Here we have two cheesy pasta treats which are so enthusiastic they have exclamation marks. One contains real broccoli floret pieces and is good for you!, while the other in ready in 5! and makes the bold claim of being gloriously tasty.
‘Warning requires cooking – in a proper pan!’
First up the Asda Good For You
Number of ingredients: 15 including broccoli (1.6%)
Description: Spaghetti in a cheese flavoured sauce with broccoli floret pieces
The first thing you notice when you open the packet is that it contains real spaghetti. No that’s not true, the first thing you notice when you tear through the foil is the acrid, over-powering, eye-watering smell of vomit. Then you notice the spaghetti which actually isn’t ‘real’ but stunted with a strange rough texture.
The preparation consists of emptying the contents into a saucepan, adding the prescribed amount of boiling water and simmering for 8 minutes. That’s 8 minutes during which your kitchen will be filled with the heady aroma of bubbling vomit. To serve, slop into a dish and stand back in horror.
On the plus side, the pasta was not too soggy. On the negative side, the sauce had separated and tasted like salty custard with a hint of vomit. The much heralded broccoli floret pieces were minuscule, crunchy and strangely fishy.
Conclusion: Fake spaghetti in a runny puke sauce.
Next the Ainsley ‘Meal in 5!’
Number of ingredients: 26 including dried vegetables (4.5%)
Price: 66p (reduced from 99p)
Description: A gorgeously Tasty Meal in minutes…
Now I actually found this in Waitrose (albeit on the clearance shelf) so we must be talking about a quality product here. Besides, Ainsley Harriott is a serious world-renowned chef who wouldn’t sully his reputation by putting his name to a range of glorified Pot Noodle, would he?

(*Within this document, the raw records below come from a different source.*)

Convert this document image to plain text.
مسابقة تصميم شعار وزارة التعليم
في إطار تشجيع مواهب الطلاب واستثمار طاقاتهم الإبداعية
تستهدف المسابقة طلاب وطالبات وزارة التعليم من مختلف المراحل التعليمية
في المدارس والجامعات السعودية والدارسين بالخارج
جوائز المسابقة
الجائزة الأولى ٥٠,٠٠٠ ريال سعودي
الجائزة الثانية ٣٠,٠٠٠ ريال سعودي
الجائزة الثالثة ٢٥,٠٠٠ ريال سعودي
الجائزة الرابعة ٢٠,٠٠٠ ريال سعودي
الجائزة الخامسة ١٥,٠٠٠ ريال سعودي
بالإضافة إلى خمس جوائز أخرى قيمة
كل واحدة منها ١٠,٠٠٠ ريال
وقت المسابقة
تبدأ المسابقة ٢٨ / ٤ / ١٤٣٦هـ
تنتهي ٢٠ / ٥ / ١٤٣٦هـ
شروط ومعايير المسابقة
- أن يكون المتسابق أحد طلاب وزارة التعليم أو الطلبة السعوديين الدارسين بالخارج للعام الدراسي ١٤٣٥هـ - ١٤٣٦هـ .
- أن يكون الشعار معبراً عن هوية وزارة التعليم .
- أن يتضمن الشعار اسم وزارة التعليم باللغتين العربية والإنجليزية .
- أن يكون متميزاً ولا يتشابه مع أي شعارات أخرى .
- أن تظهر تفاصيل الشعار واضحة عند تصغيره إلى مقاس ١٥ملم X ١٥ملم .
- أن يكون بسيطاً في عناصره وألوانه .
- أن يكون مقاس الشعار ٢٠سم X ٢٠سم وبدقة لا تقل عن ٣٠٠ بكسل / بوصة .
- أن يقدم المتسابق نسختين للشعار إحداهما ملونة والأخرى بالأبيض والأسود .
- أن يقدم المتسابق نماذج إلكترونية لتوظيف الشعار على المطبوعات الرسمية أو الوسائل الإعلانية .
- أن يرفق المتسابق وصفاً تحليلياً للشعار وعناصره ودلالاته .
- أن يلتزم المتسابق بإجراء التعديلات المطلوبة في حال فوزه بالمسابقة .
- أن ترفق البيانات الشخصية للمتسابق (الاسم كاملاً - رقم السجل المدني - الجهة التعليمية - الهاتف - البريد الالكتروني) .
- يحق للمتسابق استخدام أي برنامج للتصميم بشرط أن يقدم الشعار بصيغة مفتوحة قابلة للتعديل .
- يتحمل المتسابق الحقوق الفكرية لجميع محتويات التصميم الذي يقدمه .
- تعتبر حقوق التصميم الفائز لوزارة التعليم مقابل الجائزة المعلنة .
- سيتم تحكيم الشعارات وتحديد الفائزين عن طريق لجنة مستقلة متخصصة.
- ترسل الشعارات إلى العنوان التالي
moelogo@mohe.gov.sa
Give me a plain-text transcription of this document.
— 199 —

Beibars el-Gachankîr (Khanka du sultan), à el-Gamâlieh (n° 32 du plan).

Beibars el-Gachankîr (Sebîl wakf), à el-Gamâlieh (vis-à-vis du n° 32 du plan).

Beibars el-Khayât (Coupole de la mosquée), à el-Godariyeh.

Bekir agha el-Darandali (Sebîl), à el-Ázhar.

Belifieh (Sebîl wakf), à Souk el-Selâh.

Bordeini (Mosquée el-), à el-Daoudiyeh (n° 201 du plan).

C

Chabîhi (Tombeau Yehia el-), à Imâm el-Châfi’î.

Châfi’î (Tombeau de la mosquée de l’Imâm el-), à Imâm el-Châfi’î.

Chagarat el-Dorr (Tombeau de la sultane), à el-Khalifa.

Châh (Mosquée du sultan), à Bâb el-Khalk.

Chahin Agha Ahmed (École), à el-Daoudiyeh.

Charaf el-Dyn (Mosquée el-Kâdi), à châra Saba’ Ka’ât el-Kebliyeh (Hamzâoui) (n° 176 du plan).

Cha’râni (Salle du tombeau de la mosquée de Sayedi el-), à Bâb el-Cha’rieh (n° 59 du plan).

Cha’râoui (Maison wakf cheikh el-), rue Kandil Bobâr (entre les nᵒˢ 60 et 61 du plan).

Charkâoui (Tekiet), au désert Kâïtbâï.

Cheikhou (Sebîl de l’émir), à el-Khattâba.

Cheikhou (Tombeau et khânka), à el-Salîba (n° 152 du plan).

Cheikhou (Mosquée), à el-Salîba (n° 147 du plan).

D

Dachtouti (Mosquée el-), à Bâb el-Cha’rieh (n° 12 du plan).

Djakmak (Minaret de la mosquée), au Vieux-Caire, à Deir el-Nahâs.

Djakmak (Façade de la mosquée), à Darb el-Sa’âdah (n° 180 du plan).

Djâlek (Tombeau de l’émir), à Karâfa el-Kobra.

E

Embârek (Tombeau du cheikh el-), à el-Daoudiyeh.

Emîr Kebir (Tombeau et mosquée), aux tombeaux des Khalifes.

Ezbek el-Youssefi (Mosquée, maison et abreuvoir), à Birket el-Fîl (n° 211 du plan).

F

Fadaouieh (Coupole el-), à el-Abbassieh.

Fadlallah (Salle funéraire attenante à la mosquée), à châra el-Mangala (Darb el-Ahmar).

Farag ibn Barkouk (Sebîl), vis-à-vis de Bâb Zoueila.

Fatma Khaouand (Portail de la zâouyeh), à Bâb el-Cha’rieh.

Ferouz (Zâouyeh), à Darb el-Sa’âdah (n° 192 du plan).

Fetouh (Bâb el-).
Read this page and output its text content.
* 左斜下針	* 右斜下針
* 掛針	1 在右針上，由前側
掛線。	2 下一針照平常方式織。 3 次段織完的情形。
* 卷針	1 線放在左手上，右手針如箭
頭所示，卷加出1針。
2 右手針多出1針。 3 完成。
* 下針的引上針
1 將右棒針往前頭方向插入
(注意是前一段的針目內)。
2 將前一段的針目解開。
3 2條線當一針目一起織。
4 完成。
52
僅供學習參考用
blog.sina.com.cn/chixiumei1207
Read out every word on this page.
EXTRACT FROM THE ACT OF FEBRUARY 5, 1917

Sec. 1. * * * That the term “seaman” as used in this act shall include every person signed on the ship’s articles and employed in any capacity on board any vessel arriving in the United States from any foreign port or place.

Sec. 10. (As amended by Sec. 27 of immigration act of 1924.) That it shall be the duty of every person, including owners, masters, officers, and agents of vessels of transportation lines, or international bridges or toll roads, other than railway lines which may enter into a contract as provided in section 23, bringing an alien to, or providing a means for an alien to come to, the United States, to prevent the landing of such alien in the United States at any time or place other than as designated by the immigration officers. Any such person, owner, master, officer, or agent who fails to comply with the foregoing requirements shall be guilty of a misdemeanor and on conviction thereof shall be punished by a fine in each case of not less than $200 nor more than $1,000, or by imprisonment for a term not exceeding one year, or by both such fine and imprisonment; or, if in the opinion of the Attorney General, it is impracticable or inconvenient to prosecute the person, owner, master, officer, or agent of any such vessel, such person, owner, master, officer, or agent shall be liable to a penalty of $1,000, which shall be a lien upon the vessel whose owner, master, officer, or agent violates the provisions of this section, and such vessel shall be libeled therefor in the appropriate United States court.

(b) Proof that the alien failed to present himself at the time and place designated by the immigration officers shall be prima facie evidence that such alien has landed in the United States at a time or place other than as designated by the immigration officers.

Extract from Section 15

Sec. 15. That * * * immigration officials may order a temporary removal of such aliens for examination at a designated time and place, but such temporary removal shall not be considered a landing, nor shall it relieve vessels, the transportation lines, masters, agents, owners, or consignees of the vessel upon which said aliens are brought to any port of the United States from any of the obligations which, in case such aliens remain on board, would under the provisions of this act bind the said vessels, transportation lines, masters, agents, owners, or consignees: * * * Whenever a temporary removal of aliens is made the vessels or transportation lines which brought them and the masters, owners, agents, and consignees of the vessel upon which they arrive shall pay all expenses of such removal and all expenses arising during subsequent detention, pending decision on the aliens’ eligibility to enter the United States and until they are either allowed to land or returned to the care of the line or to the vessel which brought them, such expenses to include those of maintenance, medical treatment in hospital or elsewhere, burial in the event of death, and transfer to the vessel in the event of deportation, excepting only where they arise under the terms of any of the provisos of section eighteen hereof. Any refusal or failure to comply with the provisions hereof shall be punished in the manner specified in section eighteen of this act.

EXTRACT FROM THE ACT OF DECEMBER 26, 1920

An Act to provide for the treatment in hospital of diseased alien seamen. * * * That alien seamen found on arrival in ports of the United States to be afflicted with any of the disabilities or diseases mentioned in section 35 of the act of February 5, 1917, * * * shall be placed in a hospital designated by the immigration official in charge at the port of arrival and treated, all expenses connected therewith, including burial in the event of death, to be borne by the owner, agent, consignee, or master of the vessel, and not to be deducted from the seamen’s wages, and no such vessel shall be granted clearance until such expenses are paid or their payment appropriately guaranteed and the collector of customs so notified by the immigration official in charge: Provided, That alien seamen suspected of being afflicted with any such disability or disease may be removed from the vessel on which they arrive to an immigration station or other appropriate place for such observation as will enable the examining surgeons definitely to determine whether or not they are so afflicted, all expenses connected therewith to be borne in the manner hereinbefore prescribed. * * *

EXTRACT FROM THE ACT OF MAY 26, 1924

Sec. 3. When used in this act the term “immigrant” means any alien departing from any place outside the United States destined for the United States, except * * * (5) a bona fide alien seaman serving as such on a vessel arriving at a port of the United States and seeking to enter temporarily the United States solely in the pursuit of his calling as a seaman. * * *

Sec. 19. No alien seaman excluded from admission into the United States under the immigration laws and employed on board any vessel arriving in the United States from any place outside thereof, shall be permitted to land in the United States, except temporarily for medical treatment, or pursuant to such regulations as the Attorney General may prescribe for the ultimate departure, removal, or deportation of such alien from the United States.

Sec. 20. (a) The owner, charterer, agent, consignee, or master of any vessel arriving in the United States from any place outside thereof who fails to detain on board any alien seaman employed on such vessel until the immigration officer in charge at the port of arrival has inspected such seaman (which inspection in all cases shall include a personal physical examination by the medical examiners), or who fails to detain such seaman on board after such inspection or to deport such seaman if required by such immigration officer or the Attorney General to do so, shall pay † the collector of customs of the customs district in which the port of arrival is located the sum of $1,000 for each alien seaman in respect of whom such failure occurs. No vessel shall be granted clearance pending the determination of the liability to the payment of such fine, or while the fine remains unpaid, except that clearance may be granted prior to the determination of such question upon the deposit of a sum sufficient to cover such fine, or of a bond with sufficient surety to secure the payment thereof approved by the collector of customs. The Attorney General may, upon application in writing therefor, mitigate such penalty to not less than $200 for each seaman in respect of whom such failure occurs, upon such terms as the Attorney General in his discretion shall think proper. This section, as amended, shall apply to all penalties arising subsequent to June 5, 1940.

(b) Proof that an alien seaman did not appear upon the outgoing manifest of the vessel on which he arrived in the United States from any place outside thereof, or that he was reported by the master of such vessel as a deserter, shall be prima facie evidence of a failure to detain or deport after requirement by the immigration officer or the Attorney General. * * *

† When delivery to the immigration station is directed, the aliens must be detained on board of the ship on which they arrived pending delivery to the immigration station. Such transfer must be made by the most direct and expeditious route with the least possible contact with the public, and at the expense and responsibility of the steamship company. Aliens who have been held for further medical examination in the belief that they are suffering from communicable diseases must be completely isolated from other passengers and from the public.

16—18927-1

The contents are the now familiar combination of micro pasta and yellow dust.
As usual the pasta was soggy and overcooked and the sauce salty and runny. There was a background taste of reconstituted dried vegetables of a non-specific nature. Carrot was seen.
Conclusion: Neutral enough to be inoffensive and would probably be a welcome meal if you were stuck halfway up the side of a mountain.
Winner: Ainsley by a long way although to be fair the benchmark was a bowl of sick.